Before the liturgical revision of the late 1970s the
Episcopal Church was able to start new congregations and maintain existing
ones, using deacons and lay readers and the service of Morning Prayer. This is
no longer a viable strategy.
This state of affairs is not particular to the Episcopal
Church. It also exists in the Anglican Church in North America. As in the
Episcopal Church from which the ACNA broke away, sacramental worship is the
dominant form of worship in that body. The ACNA’s penchant for sacramental
worship is evident not only in its “theological lens,” its ordinal, and Texts
for Common Prayer, but also on the websites of ACNA churches.
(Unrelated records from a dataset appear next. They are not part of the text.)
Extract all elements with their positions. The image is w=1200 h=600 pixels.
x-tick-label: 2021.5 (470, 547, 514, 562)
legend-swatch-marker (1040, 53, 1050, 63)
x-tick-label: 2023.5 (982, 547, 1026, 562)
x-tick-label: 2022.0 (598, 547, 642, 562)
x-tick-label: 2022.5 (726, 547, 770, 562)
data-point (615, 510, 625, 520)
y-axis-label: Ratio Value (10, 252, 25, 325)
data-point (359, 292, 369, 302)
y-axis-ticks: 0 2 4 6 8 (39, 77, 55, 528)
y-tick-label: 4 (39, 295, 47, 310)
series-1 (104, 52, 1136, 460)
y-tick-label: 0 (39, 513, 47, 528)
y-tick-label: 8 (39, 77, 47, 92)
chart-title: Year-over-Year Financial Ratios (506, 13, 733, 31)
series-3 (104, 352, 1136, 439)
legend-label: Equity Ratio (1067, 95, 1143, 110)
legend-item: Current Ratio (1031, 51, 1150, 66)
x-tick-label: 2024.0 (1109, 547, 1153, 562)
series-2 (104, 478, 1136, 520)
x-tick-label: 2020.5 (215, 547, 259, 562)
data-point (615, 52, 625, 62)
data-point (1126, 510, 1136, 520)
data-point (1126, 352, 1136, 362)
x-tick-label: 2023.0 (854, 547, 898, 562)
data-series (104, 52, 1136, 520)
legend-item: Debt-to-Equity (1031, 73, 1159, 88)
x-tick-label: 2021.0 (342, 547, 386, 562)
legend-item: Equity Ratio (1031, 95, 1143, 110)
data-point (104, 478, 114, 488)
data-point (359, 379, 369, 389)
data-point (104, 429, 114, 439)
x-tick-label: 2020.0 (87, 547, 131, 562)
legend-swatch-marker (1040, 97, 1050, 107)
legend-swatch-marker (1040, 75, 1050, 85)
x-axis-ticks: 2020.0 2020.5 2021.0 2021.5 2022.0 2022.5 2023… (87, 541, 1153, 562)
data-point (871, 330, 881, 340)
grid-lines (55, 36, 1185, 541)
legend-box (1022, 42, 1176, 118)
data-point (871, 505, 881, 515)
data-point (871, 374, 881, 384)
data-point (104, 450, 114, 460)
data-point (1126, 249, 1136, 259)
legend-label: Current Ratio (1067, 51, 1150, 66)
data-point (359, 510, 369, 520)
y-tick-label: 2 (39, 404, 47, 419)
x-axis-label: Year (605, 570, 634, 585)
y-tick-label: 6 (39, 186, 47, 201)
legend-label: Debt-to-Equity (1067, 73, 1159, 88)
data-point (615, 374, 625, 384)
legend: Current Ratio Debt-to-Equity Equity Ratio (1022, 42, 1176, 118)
The prevalence of sacramental worship in the Anglican Church
in North America is attributable in part to the sacramentalism of the
conservative traditionalist Anglo-Catholic element that forms a part of its
base. It is also attributable in part to the influence of the Ancient Future
worship renewal movement upon other elements forming that base.
The Ancient Future worship renewal movement with its emphasis
upon sacramental worship is an expression of the convergence movement. It is one
of the expressions of the convergence movement with which congregations and
clergy in the Anglican Church in North America are most familiar.
The Ancient Future worship renewal movement was also
influential in the Episcopal Church before the AMiA and the ACNA broke away
from that body. The Ancient Future worship renewal movement was popular with
the faculty and students of the Trinity Episcopal School for Ministry. TESM is
still one of its centers of influence.
The convergence movement is an outgrowth of the charismatic
movement and shares a number of its characteristics. It is interested in
reanimating inherited doctrinal and devotional traditions. It is prone to
emphasize subjective experience and feeling. Its commitment to revealed truth
in Scripture has been described as not particularly strong or vigorous.
As long as sacramental worship dominates the worship of the
Anglican Church in North America, the ACNA will not be effective in carrying
out the great commission. New church starts led by deacons or lay catechists or
readers and using the forms for Morning and Evening Prayer from the 1979 Book
of Common Prayer in their worship gatherings are using forms not designed for
use as regular services of public worship.
The forms for Morning and Evening Prayer in Texts for Common Prayer are no improvement.
They are closely modeled on the forms in the 1979 Prayer Book. See the
accompanying article, “Morning and Evening Prayer in Texts for Common Prayer: Tools to Fulfill the GreatCommission?” The Anglican Church in North America has not learned from the experience
of the Episcopal Church and is set on repeating its mistakes.